The Native American people brought into the mission belonged to various Coahuiltecan groups. The Terocodame and Xarame tribes were the most numerous; other groups present included the Jaram, Papanac, Payaguá, and Kumeyaay. Baptismal records show Payaya present by the year 1706. Later, members of the Xarame and Sijame tribes were present as well.

Letters from Olivares complain of ingratitude from the mission natives, and about the influence of the natives from outside the mission. In December, he reported that the natives had left the mission, due to food shortages and the danger from raids. Olivares traveled to Mexico City to ask Ramón for support, returning with a military company and two additional missionaries, Jorge de Puga and Alonso González.

At its peak, the mission housed more than 300 Native Americans, of whom about half were baptized.
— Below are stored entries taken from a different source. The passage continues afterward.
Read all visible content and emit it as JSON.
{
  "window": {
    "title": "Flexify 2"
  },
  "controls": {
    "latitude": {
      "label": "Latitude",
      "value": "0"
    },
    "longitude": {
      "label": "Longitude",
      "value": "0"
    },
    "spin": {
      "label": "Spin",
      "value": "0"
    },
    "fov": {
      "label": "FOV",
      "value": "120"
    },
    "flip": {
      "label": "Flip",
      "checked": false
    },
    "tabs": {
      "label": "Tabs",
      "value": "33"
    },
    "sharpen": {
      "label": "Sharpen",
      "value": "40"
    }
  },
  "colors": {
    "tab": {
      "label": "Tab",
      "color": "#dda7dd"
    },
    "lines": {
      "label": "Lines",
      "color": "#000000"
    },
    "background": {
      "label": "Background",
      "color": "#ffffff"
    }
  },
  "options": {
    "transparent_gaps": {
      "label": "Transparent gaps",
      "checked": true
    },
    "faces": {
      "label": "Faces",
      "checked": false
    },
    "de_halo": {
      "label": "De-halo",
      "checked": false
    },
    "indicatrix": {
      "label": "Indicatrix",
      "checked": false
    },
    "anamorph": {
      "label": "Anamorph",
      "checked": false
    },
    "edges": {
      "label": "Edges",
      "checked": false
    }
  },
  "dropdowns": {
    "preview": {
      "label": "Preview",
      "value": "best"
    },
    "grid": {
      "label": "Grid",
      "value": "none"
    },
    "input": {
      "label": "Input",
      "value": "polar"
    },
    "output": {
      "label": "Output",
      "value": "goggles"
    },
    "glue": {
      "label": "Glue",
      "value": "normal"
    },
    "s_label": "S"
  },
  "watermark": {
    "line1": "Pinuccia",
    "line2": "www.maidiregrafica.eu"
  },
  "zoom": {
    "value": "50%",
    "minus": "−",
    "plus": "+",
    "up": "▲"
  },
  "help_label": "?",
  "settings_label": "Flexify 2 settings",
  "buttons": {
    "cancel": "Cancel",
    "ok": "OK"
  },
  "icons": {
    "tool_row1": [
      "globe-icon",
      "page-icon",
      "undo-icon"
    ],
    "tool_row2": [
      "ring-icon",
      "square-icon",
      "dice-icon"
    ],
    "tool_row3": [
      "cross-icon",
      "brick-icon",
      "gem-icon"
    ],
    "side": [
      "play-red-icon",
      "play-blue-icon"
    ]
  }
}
The natives attended catechesis every morning and evening, in addition to performing agricultural labor.

The area was unable to provide enough food for the three nearby missions, leading to ongoing shortages. As a result, the mission was relocated several times. In 1703, it was moved to present-day Zaragoza Municipality; in 1708, to Villa de San José; and in 1718, to San Antonio, where it later became known as the Alamo Mission.